Due anni fa la Procura di Bergamo aveva chiesto l’archiviazione del fascicolo, alla quale si erano però opposti i familiari della vittima, assistiti dall’avvocato Roberto Bruni. Ieri il giudice dell’udienza preliminare ha deciso che la vicenda vada approfondita a processo, per meglio chiarire eventuali responsabilità del gestore del rifugio. La tragedia si era verificata intorno alle 15,30, a circa 2mila metri di quota. Pennacchio era in sella ad una motoslitta insieme a una collega, Giulia Visinoni, 25 anni, di Rovetta. All’improvviso Pennacchio e la collega erano stati travolti da una valanga con un fronte di circa 100 metri. Il mezzo si era ribaltato: la 25enne di Rovetta, sbalzata, era riuscita a rimanere sul percorso per il rifugio, illesa. Lui, invece, era finito con la motoslitta venti metri più sotto ed era rimasto sepolto sotto mezzo metro di neve.

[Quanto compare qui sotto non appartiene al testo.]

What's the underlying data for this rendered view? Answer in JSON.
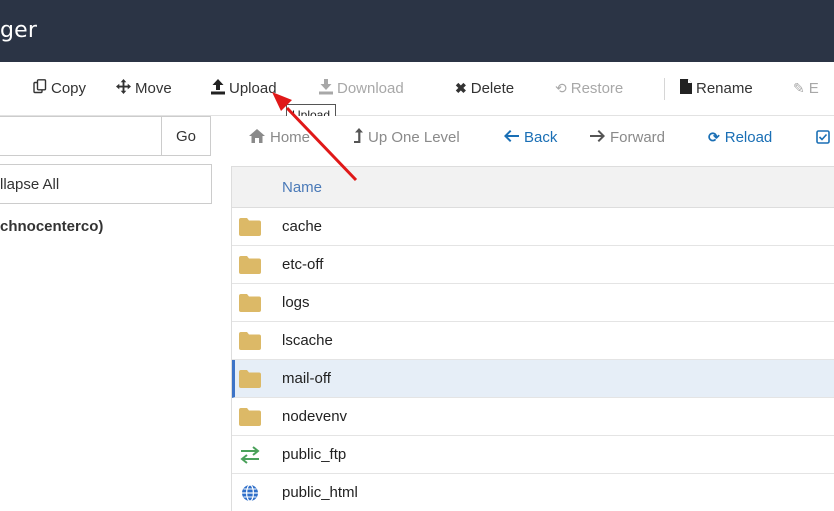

A dare l’allarme era stata Giulia Visinoni, raggiunta dopo pochi minuti da un’altra collaboratrice del rifugio. Scavando con le mani nella neve, erano state proprio le due ragazze, nei minuti successivi l’incidente, a individuare una mano di Pennacchio e a liberargli la faccia in attesa dei soccorritori. Il ferito era stato completamente estratto dopo due ore e trasportato all’ospedale di Piario, dove era stato sottoposto a un esame del sangue per verificare la concentrazione di potassio, il cui valore indica la compatibilità con la vita. Infine l’uomo era stato trasferito agli allora Ospedali Riuniti di Bergamo, dove, nonostante gli sforzi dei medici, era deceduto intorno a mezzanotte.